Award will support development of medication adherence project to be implemented in community pharmacy setting.

By Malissa Carroll
September 9, 2013

Tim Rocafort, PharmD, assistant professor in the Department of Pharmacy Practice and Science (PPS) at the University of Maryland School of Pharmacy, has been awarded the 2013 Pharmacy Faculty Development Fellowship in Community Pharmacy Practice – Medication Adherence by the American Foundation for Pharmaceutical Education (AFPE) and the National Association of Chain Drug Stores (NACDS) Foundation. This distinguished award, which includes a $50,000 stipend, is presented to only one pharmacy faculty member in the United States each year.

“The Department of Pharmacy Practice and Science is honored that Dr. Rocafort has been selected as this year’s recipient of the AFPE-NACDS Foundation’s Pharmacy Faculty Development Fellowship in Community Pharmacy Practice,” says Magaly Rodriguez de Bittner, PharmD, BCPS, CDE, professor and chair of PPS. “We are proud of his accomplishment and know that this award will provide him with a wonderful opportunity to expand his clinical and research skills as a junior faculty member at the School of Pharmacy. We look forward to witnessing the impact his work will have on the lives of his patients.”

According to the New England Healthcare Institute, patients’ failure to adhere to their medications as prescribed costs the health care system approximately $290 billion each year. Script Your Future, a campaign of the National Consumers League, also reports that nearly 125,000 people die each year because they did not take their medications as prescribed.

The AFPE-NACDS Foundation’s Pharmacy Faculty Development Fellowship in Community Pharmacy Practice – Medication Adherence was developed to allow a full-time pharmacy faculty member to pursue at least six months of advanced education, training, or research in medication adherence in a community pharmacy practice setting. Rocafort, who was selected to receive this fellowship by the AFPE Board of Grants, will use the fellowship’s $50,000 stipend to develop a pharmacist-led transition of care process to be implemented at his Johns Hopkins Home Care Group pharmacy practice site.

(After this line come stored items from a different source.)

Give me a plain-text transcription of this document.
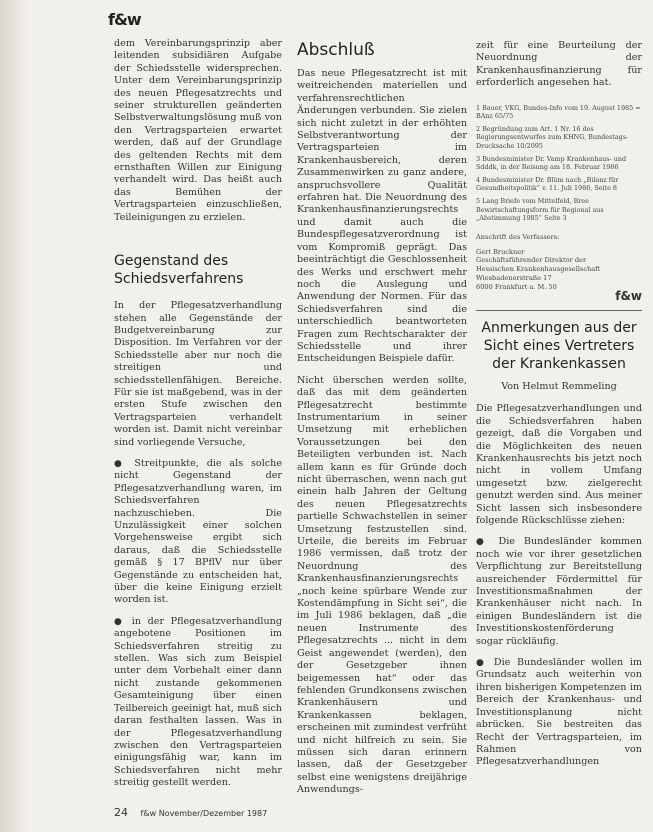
f&w

dem Vereinbarungsprinzip aber leitenden subsidiären Aufgabe der Schiedsstelle widersprechen. Unter dem Vereinbarungsprinzip des neuen Pflegesatzrechts und seiner strukturellen geänderten Selbstverwaltungslösung muß von den Vertragsparteien erwartet werden, daß auf der Grundlage des geltenden Rechts mit dem ernsthaften Willen zur Einigung verhandelt wird. Das heißt auch das Bemühen der Vertragsparteien einzuschließen, Teileinigungen zu erzielen.

Gegenstand des Schiedsverfahrens

In der Pflegesatzverhandlung stehen alle Gegenstände der Budgetvereinbarung zur Disposition. Im Verfahren vor der Schiedsstelle aber nur noch die streitigen und schiedsstellenfähigen. Bereiche. Für sie ist maßgebend, was in der ersten Stufe zwischen den Vertragsparteien verhandelt worden ist. Damit nicht vereinbar sind vorliegende Versuche,

● Streitpunkte, die als solche nicht Gegenstand der Pflegesatzverhandlung waren, im Schiedsverfahren nachzuschieben. Die Unzulässigkeit einer solchen Vorgehensweise ergibt sich daraus, daß die Schiedsstelle gemäß § 17 BPflV nur über Gegenstände zu entscheiden hat, über die keine Einigung erzielt worden ist.

● in der Pflegesatzverhandlung angebotene Positionen im Schiedsverfahren streitig zu stellen. Was sich zum Beispiel unter dem Vorbehalt einer dann nicht zustande gekommenen Gesamteinigung über einen Teilbereich geeinigt hat, muß sich daran festhalten lassen. Was in der Pflegesatzverhandlung zwischen den Vertragsparteien einigungsfähig war, kann im Schiedsverfahren nicht mehr streitig gestellt werden.

Abschluß

Das neue Pflegesatzrecht ist mit weitreichenden materiellen und verfahrensrechtlichen Änderungen verbunden. Sie zielen sich nicht zuletzt in der erhöhten Selbstverantwortung der Vertragsparteien im Krankenhausbereich, deren Zusammenwirken zu ganz andere, anspruchsvollere Qualität erfahren hat. Die Neuordnung des Krankenhausfinanzierungsrechts und damit auch die Bundespflegesatzverordnung ist vom Kompromiß geprägt. Das beeinträchtigt die Geschlossenheit des Werks und erschwert mehr noch die Auslegung und Anwendung der Normen. Für das Schiedsverfahren sind die unterschiedlich beantworteten Fragen zum Rechtscharakter der Schiedsstelle und ihrer Entscheidungen Beispiele dafür.

Nicht überschen werden sollte, daß das mit dem geänderten Pflegesatzrecht bestimmte Instrumentarium in seiner Umsetzung mit erheblichen Voraussetzungen bei den Beteiligten verbunden ist. Nach allem kann es für Gründe doch nicht überraschen, wenn nach gut einein halb Jahren der Geltung des neuen Pflegesatzrechts partielle Schwachstellen in seiner Umsetzung festzustellen sind. Urteile, die bereits im Februar 1986 vermissen, daß trotz der Neuordnung des Krankenhausfinanzierungsrechts „noch keine spürbare Wende zur Kostendämpfung in Sicht sei“, die im Juli 1986 beklagen, daß „die neuen Instrumente des Pflegesatzrechts ... nicht in dem Geist angewendet (werden), den der Gesetzgeber ihnen beigemessen hat“ oder das fehlenden Grundkonsens zwischen Krankenhäusern und Krankenkassen beklagen, erscheinen mit zumindest verfrüht und nicht hilfreich zu sein. Sie müssen sich daran erinnern lassen, daß der Gesetzgeber selbst eine wenigstens dreijährige Anwendungs-

zeit für eine Beurteilung der Neuordnung der Krankenhausfinanzierung für erforderlich angesehen hat.

1 Bauer, VKG, Bundes-Info vom 19. August 1985 = BAnz 65/75
2 Begründung zum Art. 1 Nr. 16 des Regierungsentwurfes zum KHNG, Bundestags-Drucksache 10/2095
3 Bundesminister Dr. Vamp Krankenhaus- und Sdddk, in der Reisung am 18. Februar 1986
4 Bundesminister Dr. Blüm nach „Bilanz für Gesundheitspolitik“ v. 11. Juli 1986, Seite 8
5 Lang Briefe vom Mittelfeld, Bree Bewirtschaftungsform für Regional aus „Abstimmung 1985“ Seite 3
Anschrift des Verfassers:
Gert Bruckner
Geschäftsführender Direktor der
Hessischen Krankenhausgesellschaft
Wiesbadenerstraße 17
6000 Frankfurt a. M. 50
f&w
Anmerkungen aus der Sicht eines Vertreters der Krankenkassen
Von Helmut Remmeling

Die Pflegesatzverhandlungen und die Schiedsverfahren haben gezeigt, daß die Vorgaben und die Möglichkeiten des neuen Krankenhausrechts bis jetzt noch nicht in vollem Umfang umgesetzt bzw. zielgerecht genutzt werden sind. Aus meiner Sicht lassen sich insbesondere folgende Rückschlüsse ziehen:

● Die Bundesländer kommen noch wie vor ihrer gesetzlichen Verpflichtung zur Bereitstellung ausreichender Fördermittel für Investitionsmaßnahmen der Krankenhäuser nicht nach. In einigen Bundesländern ist die Investitionskostenförderung sogar rückläufig.

● Die Bundesländer wollen im Grundsatz auch weiterhin von ihren bisherigen Kompetenzen im Bereich der Krankenhaus- und Investitionsplanung nicht abrücken. Sie bestreiten das Recht der Vertragsparteien, im Rahmen von Pflegesatzverhandlungen

24 f&w November/Dezember 1987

“As pharmacists, we continue to see patients’ health decline as a result of a lack of understanding about their medications and commitment to improving their health,” says Rocafort. “However, I have found that examining this issue from a patient’s perspective offers an innovative way for us to develop educational programs that can cater specifically to patients’ needs, which allows them to become an active member of the health care team and more accountable for their health. This will help to eventually improve their medication adherence and outcomes.”

Rocafort’s proposed program will effectively incorporate educational interventions that address patient-related issues regarding medication non-adherence in the high-risk and specialized population of kidney transplant patients prior to their discharge from the hospital.

“I was delighted to hear that Dr. Rocafort received the 2013 Pharmacy Faculty Development Fellowship in Community Practice – Medication Adherence,” says Nathan Thompson, RPh, MBA, MPH, director of outpatient pharmacy for the Johns Hopkins Home Care Group. “His continued and focused work will help drive long-term medication compliance and improved outcomes for patients of the Johns Hopkins Outpatient Pharmacy who have received a solid organ transplant.”